Comics Legend Grant Morrison Unveils DC's Multiversity Story
The story, set for release in 2013, is an eight-issue series comprised of six one-shots and a two-part story.
Grant Morrison is ready to unleash his Lord of the Rings.
Or Use Your Illusion or Citizen Kane, depending on the analogy the iconic comics author is using.
Morrison — in the midst of curating this weekend's MorrisonCon, perhaps the first comics-plus convention to revolve around one personality — and DC Entertainment are finally unveiling the long-rumored and long-in-the-works Multiversity comic book story.
The story is an eight-issue series comprised of six one-shots and a two-part story, featuring different titles but working under the rubrick of Multiversity. Each issue features a 38-page lead story and an eight-page back-up. They are set for release in late 2013.
Additionally, each issue will be drawn by a different artist, and while DC is keeping most names under wraps, it is confirming Frank Quitely as the artist for the fourth book, Pax Americana. Morrison worked with Quitely on landmark runs of All-Star Superman, Uncanny X-Men and We3, among others and Heat Vision presents an exclusive first-look from the book here.
Multiversity presents alternate realities and parallel worlds, something that DC was on the forefront comics-wise when, in 1961, it had the original Flash from the 1940s meet his more modern counterpart.
The success of that story, which appeared in Flash #123, allowed DC to re-introduce its heroes from comics’ golden age and have them fight side-by-side with the characters that had been relaunched after superheroes’ near demise in the 1950s.
An Earth where the Justice League are bad guys and Lex Luthor is the only hero? Check. A planet where World War II never ended? Yup.
“There’s something always appealing about a Russian Superman and a vampire Batman," Morrison tells Heat Vision. “It’s a different way of looking at the archetypes that we’re familiar with. And I wanted to a really massive story that would be my Lord of the Rings and it would be the best thing I’ve ever done. Whether it is, I don’t know. But I’ve certainly spent a long time on it."

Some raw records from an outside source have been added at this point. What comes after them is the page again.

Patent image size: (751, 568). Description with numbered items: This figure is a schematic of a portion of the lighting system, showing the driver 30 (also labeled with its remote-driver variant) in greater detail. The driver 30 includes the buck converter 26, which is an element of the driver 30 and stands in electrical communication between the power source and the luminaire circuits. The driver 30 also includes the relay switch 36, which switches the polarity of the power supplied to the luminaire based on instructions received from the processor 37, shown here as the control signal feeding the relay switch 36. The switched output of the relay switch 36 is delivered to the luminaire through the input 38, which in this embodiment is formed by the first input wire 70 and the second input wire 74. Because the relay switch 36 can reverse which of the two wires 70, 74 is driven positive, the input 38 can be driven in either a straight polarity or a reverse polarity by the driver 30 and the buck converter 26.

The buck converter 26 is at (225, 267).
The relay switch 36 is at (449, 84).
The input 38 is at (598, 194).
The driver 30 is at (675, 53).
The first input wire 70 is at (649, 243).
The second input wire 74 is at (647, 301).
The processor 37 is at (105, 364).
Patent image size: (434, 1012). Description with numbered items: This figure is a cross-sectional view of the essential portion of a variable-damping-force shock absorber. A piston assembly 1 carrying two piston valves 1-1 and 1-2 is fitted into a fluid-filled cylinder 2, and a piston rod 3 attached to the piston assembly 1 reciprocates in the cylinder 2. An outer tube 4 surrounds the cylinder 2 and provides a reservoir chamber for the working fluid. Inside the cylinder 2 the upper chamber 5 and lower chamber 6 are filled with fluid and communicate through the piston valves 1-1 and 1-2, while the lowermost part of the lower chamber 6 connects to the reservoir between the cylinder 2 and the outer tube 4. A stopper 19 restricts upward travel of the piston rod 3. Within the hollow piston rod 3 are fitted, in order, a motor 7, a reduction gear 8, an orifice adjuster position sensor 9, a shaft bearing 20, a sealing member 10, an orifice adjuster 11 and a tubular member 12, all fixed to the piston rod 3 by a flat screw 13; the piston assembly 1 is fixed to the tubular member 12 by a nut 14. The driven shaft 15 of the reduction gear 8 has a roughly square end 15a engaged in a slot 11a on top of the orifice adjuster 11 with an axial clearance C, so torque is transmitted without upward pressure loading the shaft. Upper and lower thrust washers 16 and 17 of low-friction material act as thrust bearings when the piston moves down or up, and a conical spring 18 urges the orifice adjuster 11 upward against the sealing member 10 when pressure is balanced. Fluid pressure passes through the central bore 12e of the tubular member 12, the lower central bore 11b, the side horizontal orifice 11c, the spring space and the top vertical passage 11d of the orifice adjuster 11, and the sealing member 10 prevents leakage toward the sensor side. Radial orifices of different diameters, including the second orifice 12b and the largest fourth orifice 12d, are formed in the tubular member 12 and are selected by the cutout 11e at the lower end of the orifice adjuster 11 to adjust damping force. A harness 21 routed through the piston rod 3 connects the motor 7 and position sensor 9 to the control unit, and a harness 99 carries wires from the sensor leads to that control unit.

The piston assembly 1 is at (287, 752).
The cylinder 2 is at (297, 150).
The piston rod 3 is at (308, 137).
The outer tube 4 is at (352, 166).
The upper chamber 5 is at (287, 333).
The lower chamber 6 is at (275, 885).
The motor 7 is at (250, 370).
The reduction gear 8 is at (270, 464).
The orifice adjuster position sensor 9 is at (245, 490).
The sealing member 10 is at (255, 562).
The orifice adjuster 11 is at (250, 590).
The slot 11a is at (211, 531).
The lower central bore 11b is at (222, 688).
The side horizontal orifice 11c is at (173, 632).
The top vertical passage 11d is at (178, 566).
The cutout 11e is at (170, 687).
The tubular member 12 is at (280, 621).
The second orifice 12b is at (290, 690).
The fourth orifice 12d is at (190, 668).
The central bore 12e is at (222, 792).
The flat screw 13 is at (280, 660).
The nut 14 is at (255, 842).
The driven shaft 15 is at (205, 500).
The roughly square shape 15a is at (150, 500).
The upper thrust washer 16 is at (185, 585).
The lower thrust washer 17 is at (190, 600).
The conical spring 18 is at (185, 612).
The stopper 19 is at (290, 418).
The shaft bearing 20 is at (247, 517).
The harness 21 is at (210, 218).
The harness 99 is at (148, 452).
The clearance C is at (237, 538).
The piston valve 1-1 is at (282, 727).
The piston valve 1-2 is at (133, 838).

Morrison has been working on the comic for the past six years and he says he has never approached writing a comic the way he is writing Multiversity. Nor has he ever spent so much time on a project.
“Most comics are done in a improvisational way," he explains. “Deadlines make it so you don’t have a lot of time to really work it and do a lot of revisions, so most of what you see is first draft. But for this one, I wanted to do a proper book about superheroes. So I’ve been writing this more like a screenplay, where you write drafts and then redraft and redraft again. And basically polish things down to as much as a sheen as I can possibly manage."
Each issue will feature comics about the adventures of the previous story’s heroes, an idea introduced in that historic issue of Flash.
“If you’re having a war across multiple parallel realities, one way they can contact each other is to publish comic books that others can read and know what’s going on," says Morrison. "So in each parallel reality you’ll see one of them is reading the comic that you just read the month before and finding out what happend to the good guys, giving them a chance to defeat the bad guys in the next one. They are kind of passing on, in a chain, their own adventures."
Pax Americana, being unveiled at MorrisonCon, features heroes such as the Blue Beetle, The Question and Captain Atom, part of the group of characters known as the Charlton heroes, named after the company bought by DC in 1983. The heroes were supposed to be used by Alan Moore and Dave Gibbons in the mid-1980s, but after the company saw Moore’s controversial plans, it balked and made him create new heroes, which led to the groundbreaking Watchmen.
The Pax story revolves around the assassination of a president and how the Charleston characters failed him. “We’re taking the characters and applying it back to Watchmen and seeing what we could get. Nobody has really used those Alan Moore tricks in 25 years so it seemed right to take that very tight, controlled, self-reflecting storytelling and seeing if we can do something new with it."
He adds, “It’s not trying to be Watchmen, it’s more of an echo of a storytelling technique of Watchmen. >Despite some reports, Multiversity is not Morrison’s swan song to superheroes. He is leaving the monthly comic grind after his Batman Incorporated run ends with issue 12 and Action Comics with issue 17 (not the previously reported 16), and says he will focus on “finite projects."
“All I ever said is I’m not doing the monthly comics once I finish up Batman and Superman. I’ll never leave superhero stuff because I really enjoy doing it."